Value-Based Pre-Training with Downstream Feedback
Shuqi Ke, Giulia Fanti
TL;DR
Value-Based Pre-Training with Downstream Feedback (V-Pretraining) introduces a lightweight task designer that, trained on a small set of verifiable downstream tasks, reshapes the pretraining signal so that each unlabeled gradient step aligns with downstream value. The approach uses an influence-style first-order objective, $\mathcal{V}(\phi; \theta) = g_{down}(\theta)^\top g_{pre}(\theta; \phi)$, to update the designer while the learner remains trained on unlabeled data, effectively turning a large open-loop pretraining process into a controlled trajectory toward desired capabilities. Empirically, V-Pretraining yields tangible gains in language reasoning (GSM8K) and dense-vision tasks (ADE20K, NYUv2) under fixed compute budgets, with modest overhead and robust generalization across tasks and model sizes. The work highlights a scalable path to compute-efficient capability shaping, bridging pretraining and alignment, and suggests directions for handling non-differentiable feedback and stronger post-training integration.
Abstract
Can a small amount of verified goal information steer the expensive self-supervised pretraining of foundation models? Standard pretraining optimizes a fixed proxy objective (e.g., next-token prediction), which can misallocate compute away from downstream capabilities of interest.

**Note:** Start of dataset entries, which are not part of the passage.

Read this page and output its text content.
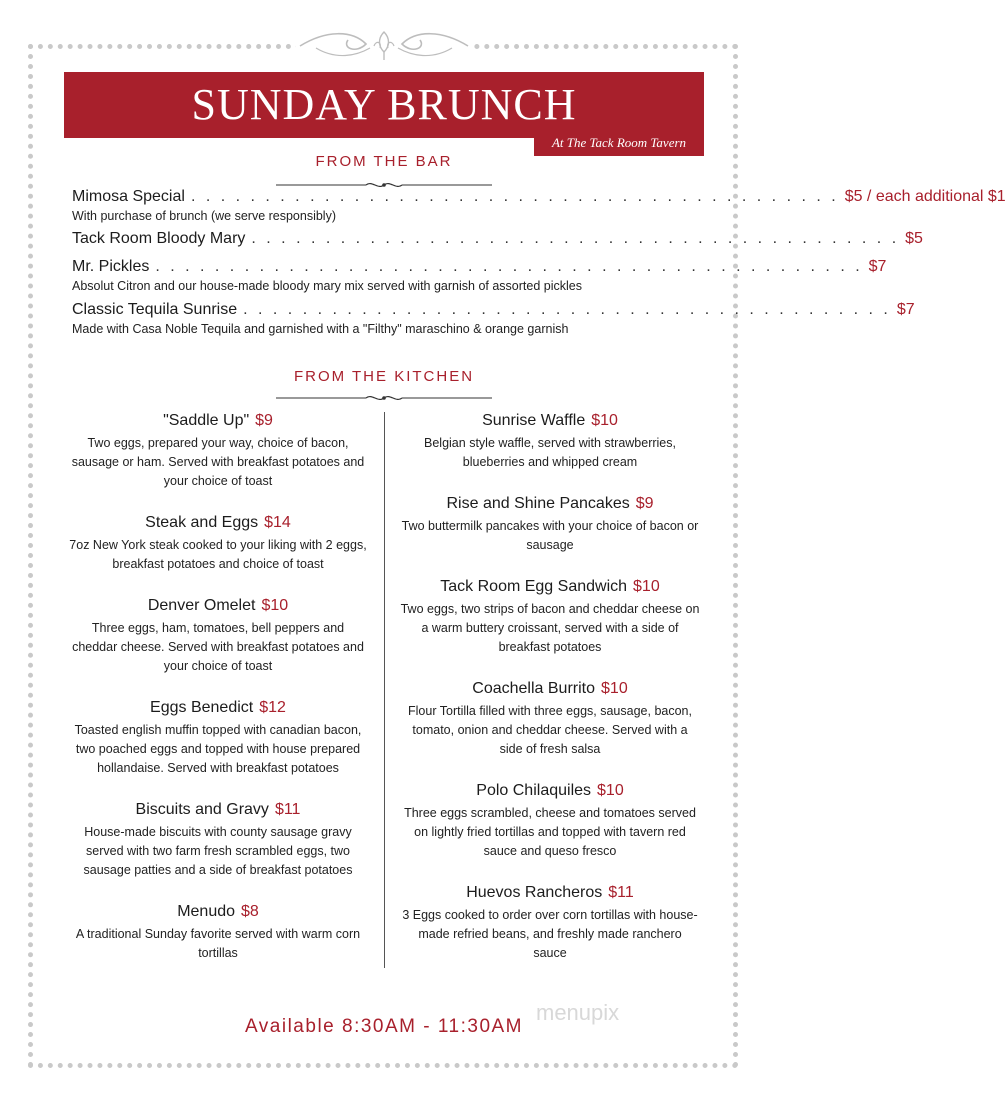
SUNDAY BRUNCH
At The Tack Room Tavern
FROM THE BAR
Mimosa Special . . . . . . . . . . . . . . . . . . . . . . . . . . . . . . . . . . . . . . . . . . . . $5 / each additional $1
With purchase of brunch (we serve responsibly)
Tack Room Bloody Mary . . . . . . . . . . . . . . . . . . . . . . . . . . . . . . . . . . . . . . . . . . . . $5
Mr. Pickles . . . . . . . . . . . . . . . . . . . . . . . . . . . . . . . . . . . . . . . . . . . . . . . . $7
Absolut Citron and our house-made bloody mary mix served with garnish of assorted pickles
Classic Tequila Sunrise . . . . . . . . . . . . . . . . . . . . . . . . . . . . . . . . . . . . . . . . . . . . $7
Made with Casa Noble Tequila and garnished with a "Filthy" maraschino & orange garnish
FROM THE KITCHEN
"Saddle Up" $9
Two eggs, prepared your way, choice of bacon, sausage or ham. Served with breakfast potatoes and your choice of toast
Steak and Eggs $14
7oz New York steak cooked to your liking with 2 eggs, breakfast potatoes and choice of toast
Denver Omelet $10
Three eggs, ham, tomatoes, bell peppers and cheddar cheese. Served with breakfast potatoes and your choice of toast
Eggs Benedict $12
Toasted english muffin topped with canadian bacon, two poached eggs and topped with house prepared hollandaise. Served with breakfast potatoes
Biscuits and Gravy $11
House-made biscuits with county sausage gravy served with two farm fresh scrambled eggs, two sausage patties and a side of breakfast potatoes
Menudo $8
A traditional Sunday favorite served with warm corn tortillas
Sunrise Waffle $10
Belgian style waffle, served with strawberries, blueberries and whipped cream
Rise and Shine Pancakes $9
Two buttermilk pancakes with your choice of bacon or sausage
Tack Room Egg Sandwich $10
Two eggs, two strips of bacon and cheddar cheese on a warm buttery croissant, served with a side of breakfast potatoes
Coachella Burrito $10
Flour Tortilla filled with three eggs, sausage, bacon, tomato, onion and cheddar cheese. Served with a side of fresh salsa
Polo Chilaquiles $10
Three eggs scrambled, cheese and tomatoes served on lightly fried tortillas and topped with tavern red sauce and queso fresco
Huevos Rancheros $11
3 Eggs cooked to order over corn tortillas with house-made refried beans, and freshly made ranchero sauce
Available 8:30AM - 11:30AM
menupix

We introduce V-Pretraining: a value-based, modality-agnostic method for controlled continued pretraining in which a lightweight task designer reshapes the pretraining task to maximize the value of each gradient step. For example, consider self-supervised learning (SSL) with sample augmentation. The V-Pretraining task designer selects pretraining tasks (e.g., augmentations) for which the pretraining loss gradient is aligned with a gradient computed over a downstream task (e.g., image segmentation). This helps steer pretraining towards relevant downstream capabilities. Notably, the pretrained model is never updated on downstream task labels; they are used only to shape the pretraining task. Under matched learner update budgets, V-Pretraining of 0.5B--7B language models improves reasoning (GSM8K test Pass@1) by up to 18% relative over standard next-token prediction using only 12% of GSM8K training examples as feedback. In vision SSL, we improve the state-of-the-art results on ADE20K by up to 1.07 mIoU and reduce NYUv2 RMSE while improving ImageNet linear accuracy, and we provide pilot evidence of improved token efficiency in continued pretraining.